Choosing a below cost method of valuation, where stock is obsolete or damaged, can allow the business to increase its tax deduction.

(ii) Bad debts – These need to be written off before the 30th June.

(iii) Prepayments – an immediate tax deduction is only allowed for expenses that are less than $1k, those required by law, or those under a contract of service (wages).

(iv) Depreciation is restricted to the useful life rate with assets written off if they are obsolete or have an opening written down value of less than $1k.

(v) Bring forward expenses under the accrual accounting system requires a tax invoice dated pre the 30th June. From this, the business needs to consider whether it should purchase:-

(a)   Consumables

(b)   Trade gifts

(c)   Donations

(d)   Repairs

(vi) Deferral of income – Prepaid income or deposits on goods is not taxable when received rather when the income is earned.

(vii) Employee bonus/director’s fees are deductible for 2017 if the employer is “definitely committed” to the payment.  The employee is however not taxable until the funds are received by them.

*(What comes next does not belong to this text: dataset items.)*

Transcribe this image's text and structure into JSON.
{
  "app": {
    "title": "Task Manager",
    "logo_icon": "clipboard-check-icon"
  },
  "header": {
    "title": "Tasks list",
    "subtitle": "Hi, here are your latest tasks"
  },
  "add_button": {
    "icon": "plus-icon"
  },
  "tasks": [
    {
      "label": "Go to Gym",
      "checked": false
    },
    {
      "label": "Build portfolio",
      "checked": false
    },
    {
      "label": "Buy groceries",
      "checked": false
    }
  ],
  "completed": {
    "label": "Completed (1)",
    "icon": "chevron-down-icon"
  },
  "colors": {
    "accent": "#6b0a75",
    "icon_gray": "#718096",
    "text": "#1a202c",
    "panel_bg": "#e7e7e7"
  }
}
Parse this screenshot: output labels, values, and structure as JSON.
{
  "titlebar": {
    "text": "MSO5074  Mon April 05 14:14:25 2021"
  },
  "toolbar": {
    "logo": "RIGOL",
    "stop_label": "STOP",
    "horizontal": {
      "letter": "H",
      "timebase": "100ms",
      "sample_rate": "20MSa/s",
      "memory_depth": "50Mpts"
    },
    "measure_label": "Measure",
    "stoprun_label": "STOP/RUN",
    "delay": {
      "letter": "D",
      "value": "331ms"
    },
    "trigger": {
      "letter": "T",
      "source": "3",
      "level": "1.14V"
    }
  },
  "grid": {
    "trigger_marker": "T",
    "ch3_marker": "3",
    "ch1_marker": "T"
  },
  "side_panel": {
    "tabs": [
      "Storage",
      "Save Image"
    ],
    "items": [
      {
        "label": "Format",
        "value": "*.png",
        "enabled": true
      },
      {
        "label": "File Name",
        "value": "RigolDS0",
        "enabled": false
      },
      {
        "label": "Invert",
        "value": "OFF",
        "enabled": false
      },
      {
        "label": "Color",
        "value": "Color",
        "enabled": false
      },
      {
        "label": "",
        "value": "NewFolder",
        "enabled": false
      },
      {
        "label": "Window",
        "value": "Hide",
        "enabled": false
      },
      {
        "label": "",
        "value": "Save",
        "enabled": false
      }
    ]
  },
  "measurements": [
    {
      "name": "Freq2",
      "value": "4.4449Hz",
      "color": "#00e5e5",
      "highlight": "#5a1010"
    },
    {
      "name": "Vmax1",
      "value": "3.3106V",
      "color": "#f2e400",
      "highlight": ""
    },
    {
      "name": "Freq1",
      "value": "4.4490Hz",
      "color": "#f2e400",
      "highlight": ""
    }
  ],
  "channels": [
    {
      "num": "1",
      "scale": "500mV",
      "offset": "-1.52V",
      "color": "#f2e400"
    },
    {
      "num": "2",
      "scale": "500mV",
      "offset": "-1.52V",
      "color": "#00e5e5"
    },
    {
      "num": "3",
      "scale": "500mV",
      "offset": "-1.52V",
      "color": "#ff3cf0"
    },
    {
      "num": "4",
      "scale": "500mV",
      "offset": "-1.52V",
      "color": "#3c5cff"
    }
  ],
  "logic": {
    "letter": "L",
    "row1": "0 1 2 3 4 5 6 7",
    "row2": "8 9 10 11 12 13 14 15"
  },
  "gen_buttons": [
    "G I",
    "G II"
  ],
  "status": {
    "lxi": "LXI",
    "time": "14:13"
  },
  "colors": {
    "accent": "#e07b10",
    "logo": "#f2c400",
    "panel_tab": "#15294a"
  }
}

The ATO will require a director’s minute to confirm “commitment” and the funds need to be paid within a “reasonable time”.

As an Individual

An individual should consider the following in regard to their income tax position:-


(i) An individual is taxed on a cash basis and therefore they should look to pay for items before the 30th June if they want a tax deduction in the 2017 financial year. Theses would include:-

(a)   Donation

(b)   Insurance

(c)   Travel costs

(d)   Subscriptions and/or memberships

(e)   Other period costs

(ii) The budget repair levy finishes on the 30th June 2017 and therefore delaying a high income earner’s (income greater than $180k) wage bonus or bringing forward expenses will reduce the income tax applied by 2%.

Other Matters That Are Required To Be Completed Before The 30th of June:

(i) Trusts- Trustees (or directors of a trustee company) need to decide on the profit distributions they plan to make by the 30th June 2017. If valid resolutions are not in place by the 30th June then there is a risk that the taxable income of the trust will be assessed in the hands of the default beneficiary.

(ii) Superannuation- For those who have member superannuation balances close to or greater than $1.6m then they need to advise the trustee of the fund to commute/roll over some of their income stream into an accumulation interest within the fund. 


In closing, we wish you all the very best for the new financial year and thank you for your continued support.